Significant Terms Aggregation of "flat" structures
It sounds like you're trying to build an item-based recommender. Apache Mahout has tools to help with collaborative filtering (formerly the Taste project).
There is also a Taste plugin for Elasticsearch 1.5.x which I believe can work with data like yours to produce item-based recommendations.
(Note: This plugin uses Rivers which were deprecated in Elasticsearch 1.5, so I'd check with the authors about plans to support more recent versions of Elasticsearch before adopting this suggestion.)

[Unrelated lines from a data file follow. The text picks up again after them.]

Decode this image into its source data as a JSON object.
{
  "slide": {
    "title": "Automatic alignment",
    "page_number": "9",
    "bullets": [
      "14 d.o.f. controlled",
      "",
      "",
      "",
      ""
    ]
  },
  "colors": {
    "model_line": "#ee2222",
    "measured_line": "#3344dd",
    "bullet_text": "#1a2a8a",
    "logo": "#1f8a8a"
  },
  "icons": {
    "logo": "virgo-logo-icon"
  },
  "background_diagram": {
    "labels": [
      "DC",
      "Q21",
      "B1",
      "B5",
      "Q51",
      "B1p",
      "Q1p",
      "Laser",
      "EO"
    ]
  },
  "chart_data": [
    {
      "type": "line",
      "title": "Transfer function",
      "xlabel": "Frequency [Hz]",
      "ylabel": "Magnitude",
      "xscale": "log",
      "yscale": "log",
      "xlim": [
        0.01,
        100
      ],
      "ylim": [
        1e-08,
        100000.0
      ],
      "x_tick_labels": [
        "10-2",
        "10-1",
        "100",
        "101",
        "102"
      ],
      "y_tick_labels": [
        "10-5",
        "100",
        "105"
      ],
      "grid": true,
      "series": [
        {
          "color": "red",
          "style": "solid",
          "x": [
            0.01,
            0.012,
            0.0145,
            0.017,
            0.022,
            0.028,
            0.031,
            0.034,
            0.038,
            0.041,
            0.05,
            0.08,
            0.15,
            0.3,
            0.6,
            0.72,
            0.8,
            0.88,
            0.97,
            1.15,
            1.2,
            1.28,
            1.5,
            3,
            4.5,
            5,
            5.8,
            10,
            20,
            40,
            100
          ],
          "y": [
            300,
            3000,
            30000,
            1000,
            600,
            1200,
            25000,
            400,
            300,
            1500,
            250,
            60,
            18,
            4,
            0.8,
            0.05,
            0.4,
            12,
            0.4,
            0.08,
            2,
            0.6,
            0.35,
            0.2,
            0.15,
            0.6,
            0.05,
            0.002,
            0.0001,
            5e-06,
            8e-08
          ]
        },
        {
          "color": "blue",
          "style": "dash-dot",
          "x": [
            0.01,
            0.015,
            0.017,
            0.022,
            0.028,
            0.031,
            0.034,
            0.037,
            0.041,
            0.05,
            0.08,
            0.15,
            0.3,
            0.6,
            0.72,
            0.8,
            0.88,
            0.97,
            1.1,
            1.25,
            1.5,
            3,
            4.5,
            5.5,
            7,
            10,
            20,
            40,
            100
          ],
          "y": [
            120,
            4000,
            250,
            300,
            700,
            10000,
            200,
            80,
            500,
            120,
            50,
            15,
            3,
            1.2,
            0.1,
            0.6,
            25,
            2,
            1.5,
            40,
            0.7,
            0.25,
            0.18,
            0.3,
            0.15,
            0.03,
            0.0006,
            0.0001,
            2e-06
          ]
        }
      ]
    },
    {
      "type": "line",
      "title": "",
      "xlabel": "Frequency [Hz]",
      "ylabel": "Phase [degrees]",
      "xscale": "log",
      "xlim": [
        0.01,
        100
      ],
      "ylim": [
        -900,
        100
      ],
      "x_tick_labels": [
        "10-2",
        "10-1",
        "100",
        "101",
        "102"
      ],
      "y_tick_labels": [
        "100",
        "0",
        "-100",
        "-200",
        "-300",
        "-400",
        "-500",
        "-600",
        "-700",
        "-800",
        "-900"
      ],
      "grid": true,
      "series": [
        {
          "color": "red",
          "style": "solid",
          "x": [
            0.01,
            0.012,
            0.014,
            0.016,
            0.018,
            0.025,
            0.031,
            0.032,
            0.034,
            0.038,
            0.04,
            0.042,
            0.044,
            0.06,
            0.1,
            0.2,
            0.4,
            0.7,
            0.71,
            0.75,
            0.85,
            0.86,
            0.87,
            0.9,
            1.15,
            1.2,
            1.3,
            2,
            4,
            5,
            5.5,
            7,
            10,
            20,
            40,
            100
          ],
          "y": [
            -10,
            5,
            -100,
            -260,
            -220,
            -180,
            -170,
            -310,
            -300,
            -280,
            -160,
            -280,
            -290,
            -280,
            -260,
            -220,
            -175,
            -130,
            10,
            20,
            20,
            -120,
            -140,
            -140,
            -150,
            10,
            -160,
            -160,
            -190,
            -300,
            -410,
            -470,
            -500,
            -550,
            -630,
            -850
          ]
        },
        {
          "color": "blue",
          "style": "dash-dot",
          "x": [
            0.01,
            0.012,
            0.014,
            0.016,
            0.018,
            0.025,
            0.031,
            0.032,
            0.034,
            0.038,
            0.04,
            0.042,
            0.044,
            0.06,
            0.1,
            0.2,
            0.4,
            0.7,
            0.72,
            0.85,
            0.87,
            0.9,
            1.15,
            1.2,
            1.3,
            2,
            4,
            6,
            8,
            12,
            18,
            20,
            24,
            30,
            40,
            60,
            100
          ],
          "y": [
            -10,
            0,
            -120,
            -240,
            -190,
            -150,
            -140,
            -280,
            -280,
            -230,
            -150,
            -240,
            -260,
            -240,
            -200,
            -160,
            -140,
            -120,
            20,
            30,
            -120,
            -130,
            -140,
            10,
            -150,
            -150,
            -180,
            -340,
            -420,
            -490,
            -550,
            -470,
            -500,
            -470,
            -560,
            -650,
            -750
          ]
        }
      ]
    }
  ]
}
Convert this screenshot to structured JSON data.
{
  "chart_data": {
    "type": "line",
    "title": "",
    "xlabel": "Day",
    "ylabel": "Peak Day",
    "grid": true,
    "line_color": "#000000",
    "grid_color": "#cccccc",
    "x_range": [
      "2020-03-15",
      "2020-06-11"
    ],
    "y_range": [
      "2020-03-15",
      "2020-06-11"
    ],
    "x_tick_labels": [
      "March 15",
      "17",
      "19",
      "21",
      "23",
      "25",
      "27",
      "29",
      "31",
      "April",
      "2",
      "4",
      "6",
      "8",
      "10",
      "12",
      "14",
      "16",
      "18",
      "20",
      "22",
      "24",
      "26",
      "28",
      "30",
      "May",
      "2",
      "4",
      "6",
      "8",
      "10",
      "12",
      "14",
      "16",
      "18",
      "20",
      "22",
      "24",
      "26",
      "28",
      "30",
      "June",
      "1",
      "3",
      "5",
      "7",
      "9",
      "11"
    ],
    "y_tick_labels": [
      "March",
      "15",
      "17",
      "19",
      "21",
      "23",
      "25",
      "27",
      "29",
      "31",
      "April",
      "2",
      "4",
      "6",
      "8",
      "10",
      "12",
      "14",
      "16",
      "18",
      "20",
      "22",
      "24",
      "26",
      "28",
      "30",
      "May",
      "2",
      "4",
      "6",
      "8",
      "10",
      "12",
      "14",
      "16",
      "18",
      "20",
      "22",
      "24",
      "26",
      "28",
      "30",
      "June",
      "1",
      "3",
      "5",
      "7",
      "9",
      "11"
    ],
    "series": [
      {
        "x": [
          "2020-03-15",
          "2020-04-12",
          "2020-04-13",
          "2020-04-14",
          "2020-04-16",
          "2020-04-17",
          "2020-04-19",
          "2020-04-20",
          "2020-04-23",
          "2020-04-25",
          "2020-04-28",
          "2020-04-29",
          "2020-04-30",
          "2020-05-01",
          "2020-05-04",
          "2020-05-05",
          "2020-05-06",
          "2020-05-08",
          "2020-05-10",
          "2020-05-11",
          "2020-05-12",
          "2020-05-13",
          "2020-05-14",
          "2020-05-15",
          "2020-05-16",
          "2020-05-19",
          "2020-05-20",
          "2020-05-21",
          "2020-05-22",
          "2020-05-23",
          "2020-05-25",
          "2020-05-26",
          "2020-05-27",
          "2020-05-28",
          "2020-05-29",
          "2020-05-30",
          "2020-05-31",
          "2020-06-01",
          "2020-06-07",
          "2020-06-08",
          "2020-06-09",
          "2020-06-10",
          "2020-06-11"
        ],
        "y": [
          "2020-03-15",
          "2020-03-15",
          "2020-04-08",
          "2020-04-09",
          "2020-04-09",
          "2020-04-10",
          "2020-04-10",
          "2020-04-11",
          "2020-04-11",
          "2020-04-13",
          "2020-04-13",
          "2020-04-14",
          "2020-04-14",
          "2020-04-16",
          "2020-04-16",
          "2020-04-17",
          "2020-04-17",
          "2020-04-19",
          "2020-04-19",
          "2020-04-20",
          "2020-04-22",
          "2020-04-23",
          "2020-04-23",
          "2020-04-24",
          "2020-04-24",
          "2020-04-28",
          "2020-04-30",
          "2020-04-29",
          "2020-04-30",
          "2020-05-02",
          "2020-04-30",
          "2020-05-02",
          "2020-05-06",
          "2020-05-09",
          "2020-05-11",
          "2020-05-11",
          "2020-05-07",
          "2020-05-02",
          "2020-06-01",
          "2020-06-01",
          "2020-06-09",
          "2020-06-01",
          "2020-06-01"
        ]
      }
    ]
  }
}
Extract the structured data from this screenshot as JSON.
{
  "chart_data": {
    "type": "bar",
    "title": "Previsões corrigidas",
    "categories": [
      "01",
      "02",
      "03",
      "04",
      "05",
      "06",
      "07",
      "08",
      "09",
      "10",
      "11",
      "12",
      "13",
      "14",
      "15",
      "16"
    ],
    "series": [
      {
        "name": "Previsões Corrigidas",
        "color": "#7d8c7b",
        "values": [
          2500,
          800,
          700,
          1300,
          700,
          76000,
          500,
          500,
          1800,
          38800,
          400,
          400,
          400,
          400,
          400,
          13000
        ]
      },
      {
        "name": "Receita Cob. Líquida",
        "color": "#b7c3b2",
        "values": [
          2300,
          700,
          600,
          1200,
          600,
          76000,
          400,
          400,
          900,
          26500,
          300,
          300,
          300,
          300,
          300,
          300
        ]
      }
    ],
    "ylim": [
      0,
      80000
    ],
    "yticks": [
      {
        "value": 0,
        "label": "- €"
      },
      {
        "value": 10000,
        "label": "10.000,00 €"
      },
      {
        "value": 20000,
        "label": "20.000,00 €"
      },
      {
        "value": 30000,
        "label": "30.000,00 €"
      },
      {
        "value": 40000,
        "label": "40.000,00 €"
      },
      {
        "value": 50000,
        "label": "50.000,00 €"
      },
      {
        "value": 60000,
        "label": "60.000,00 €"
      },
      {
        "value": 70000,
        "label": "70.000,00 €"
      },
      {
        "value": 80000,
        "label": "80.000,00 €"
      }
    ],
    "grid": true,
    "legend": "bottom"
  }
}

Since I don't have the amount of data that you do, try this:
- get the list of
itemId
s for bundles that contain a certainproductId
that you want to find "stuff" for:
{ "query": { "filtered": { "filter": { "term": { "productId": 1234 } } } }, "fields": [ "itemId" ]}
Then
- using this list create this query:
GET /sales/sales/_search?search_type=count{ "query": { "filtered": { "filter": { "terms": { "itemId": [1,2,3,4,5,6,7,11] } } } }, "aggs": { "most_sig": { "significant_terms": { "field": "productId", "size": 0 } } }}
If I understand correctly you have a doc per order line item. What you want is a single doc per order. The Order doc should have an array of productIds (or an array of line item objects that each include a productId field).
That way when you query for orders containing product X the sig_terms aggregation should find product Y is found to be uncommonly common in these orders.